China and Cambodia begin construction of Ream naval base, demonstrating iron-clad relationship

The launch of a project at the Ream Naval Base, which Cambodian officials say will use Chinese donations to renovate the port. comes amid Western concern that Beijing is looking for a military outpost at a site in the Gulf of Thailand.

Cambodian Defense Minister Thea Ban dismissed such claims, stressing during the ceremony that the project was in line with Cambodia’s constitution, which bans foreign military bases on its territory, and that the Southeast Asian country is open to development assistance from other countries.

“We need to upgrade our base to protect our nation, territory and sovereignty,” Thea Ban said, describing the project as an “upgrade” that includes construction and maintenance work on the dry dock, wharf and slipway, according to the state administration. news agency Agence Kampuchea Presse (AKP).

The base upgrade “does not target any third party and will promote even closer practical cooperation between the two armed forces,” Chinese Ambassador Wang Wentian said at the groundbreaking ceremony.

“The military cooperation between China and Cambodia, which is a strong pillar of the iron partnership, is in the fundamental interests of our two nations and two peoples,” he said, quoted by the AKP.

China’s role at the Ream naval base, which occupies a strategic position near the southern tip of Cambodia close to the South China Sea, has drawn Washington’s attention in recent years as it watches for signs that Beijing is expanding its military footprint.

Undersecretary of State Wendy Sherman reiterated US concerns about China’s “military presence and facility construction” at the base at a meeting with Cambodian Deputy Prime Minister and Foreign Minister Prak Sokhonne last month, according to the US State Department.

Both Phnom Penh and Beijing, which have strengthened economic and diplomatic ties in recent years, strongly dismissed such concerns, this week dismissing reports that China is building its own naval facility at the Ream Naval Base.

The denial came after The Washington Post reported on Monday, citing unnamed Western officials, that China was secretly building a naval facility at the northern end of the base solely for its military.

At a press briefing on Tuesday, Chinese Foreign Ministry spokesman Zhao Lijian called the accusations “a typical act of intimidation” by the United States.

“The US remains deaf to Cambodia’s position, repeatedly making malicious speculations, attacking and vilifying Cambodia, and even threatening and putting pressure on Cambodia,” Zhao said.

According to the AKP, Prak Sokhonn also denied “baseless allegations” in a phone call with Australian Foreign Minister Penny Wong on Tuesday.

He added that the reconstruction of the base served “exclusively to strengthen the country’s naval capacity to protect its maritime integrity and fight crime.”

Australian Prime Minister Anthony Albanese called the report “relatively” during a visit to Indonesia on Tuesday.

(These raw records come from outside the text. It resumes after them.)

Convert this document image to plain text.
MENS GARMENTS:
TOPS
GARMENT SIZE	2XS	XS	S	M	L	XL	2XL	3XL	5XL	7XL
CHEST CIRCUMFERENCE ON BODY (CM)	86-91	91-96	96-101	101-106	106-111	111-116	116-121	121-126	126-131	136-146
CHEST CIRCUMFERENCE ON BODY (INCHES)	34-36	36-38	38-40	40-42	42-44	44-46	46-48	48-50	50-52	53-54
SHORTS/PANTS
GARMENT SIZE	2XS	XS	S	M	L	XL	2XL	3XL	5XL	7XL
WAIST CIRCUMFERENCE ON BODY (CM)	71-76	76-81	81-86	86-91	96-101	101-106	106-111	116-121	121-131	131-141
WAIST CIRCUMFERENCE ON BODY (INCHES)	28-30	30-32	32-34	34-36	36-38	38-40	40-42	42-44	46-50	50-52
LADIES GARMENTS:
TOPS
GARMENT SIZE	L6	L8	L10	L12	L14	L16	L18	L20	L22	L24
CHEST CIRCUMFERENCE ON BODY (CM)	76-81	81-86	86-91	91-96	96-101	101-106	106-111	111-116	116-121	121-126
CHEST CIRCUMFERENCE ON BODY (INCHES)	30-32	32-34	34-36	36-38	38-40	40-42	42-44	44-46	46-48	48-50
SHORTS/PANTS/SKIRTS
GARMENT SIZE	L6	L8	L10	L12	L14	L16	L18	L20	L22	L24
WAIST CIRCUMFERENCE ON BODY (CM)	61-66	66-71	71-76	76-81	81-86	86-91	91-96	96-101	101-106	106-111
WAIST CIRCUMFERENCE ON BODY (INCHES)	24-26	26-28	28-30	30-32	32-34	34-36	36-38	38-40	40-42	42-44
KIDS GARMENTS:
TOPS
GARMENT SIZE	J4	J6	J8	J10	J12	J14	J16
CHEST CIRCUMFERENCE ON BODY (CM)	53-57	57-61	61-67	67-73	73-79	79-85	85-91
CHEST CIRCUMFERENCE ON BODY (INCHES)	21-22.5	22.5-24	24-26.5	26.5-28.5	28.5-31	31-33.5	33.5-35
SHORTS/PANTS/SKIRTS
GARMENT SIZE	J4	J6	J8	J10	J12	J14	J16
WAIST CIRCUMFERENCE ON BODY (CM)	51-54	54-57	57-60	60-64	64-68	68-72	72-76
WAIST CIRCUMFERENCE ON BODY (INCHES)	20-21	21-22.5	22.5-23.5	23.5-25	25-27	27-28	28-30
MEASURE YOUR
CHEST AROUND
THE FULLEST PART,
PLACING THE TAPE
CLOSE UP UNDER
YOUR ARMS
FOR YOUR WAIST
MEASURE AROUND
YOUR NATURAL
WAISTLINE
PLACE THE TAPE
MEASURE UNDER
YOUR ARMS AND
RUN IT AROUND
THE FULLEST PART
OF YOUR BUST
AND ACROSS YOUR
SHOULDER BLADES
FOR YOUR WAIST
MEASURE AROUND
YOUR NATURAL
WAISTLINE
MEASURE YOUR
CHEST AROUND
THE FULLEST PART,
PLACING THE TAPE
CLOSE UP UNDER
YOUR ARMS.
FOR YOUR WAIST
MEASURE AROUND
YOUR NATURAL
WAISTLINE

“We have been aware of Beijing’s activity in Ream for some time, and we urge Beijing to be transparent about its intentions and ensure that its activities support regional security and stability,” he told reporters, adding that the Cambodian government “consistently assured Canberra that no foreign military will be granted exclusive access to the Rome base.

China’s aggressive behavior in the South China Sea in recent years, as well as its growing navy and assertive foreign policy, have raised fears among Western leaders that Beijing may try to use security and other deals with foreign governments for a military presence abroad.

Currently, the Chinese military has only one overseas base in Djibouti.

Beijing has insisted that its international partnership is for common development, but it has also criticized Washington’s global network of military bases.

An editorial in state-run nationalist tabloid Global Times on Thursday said “recurring rumors” about a Chinese naval base in Cambodia have been repeatedly debunked.

But he added that “if one day, due to the need to protect national interests and assume international duties and obligations, China decides to build new supply bases abroad, it will be honest.”

“The United States has no right to point fingers and interfere with legitimate and mutually beneficial cooperation between other countries,” the article says.

Additional coverage by CNN’s Beijing bureau, Martin Goilando and Hannah Ritchie.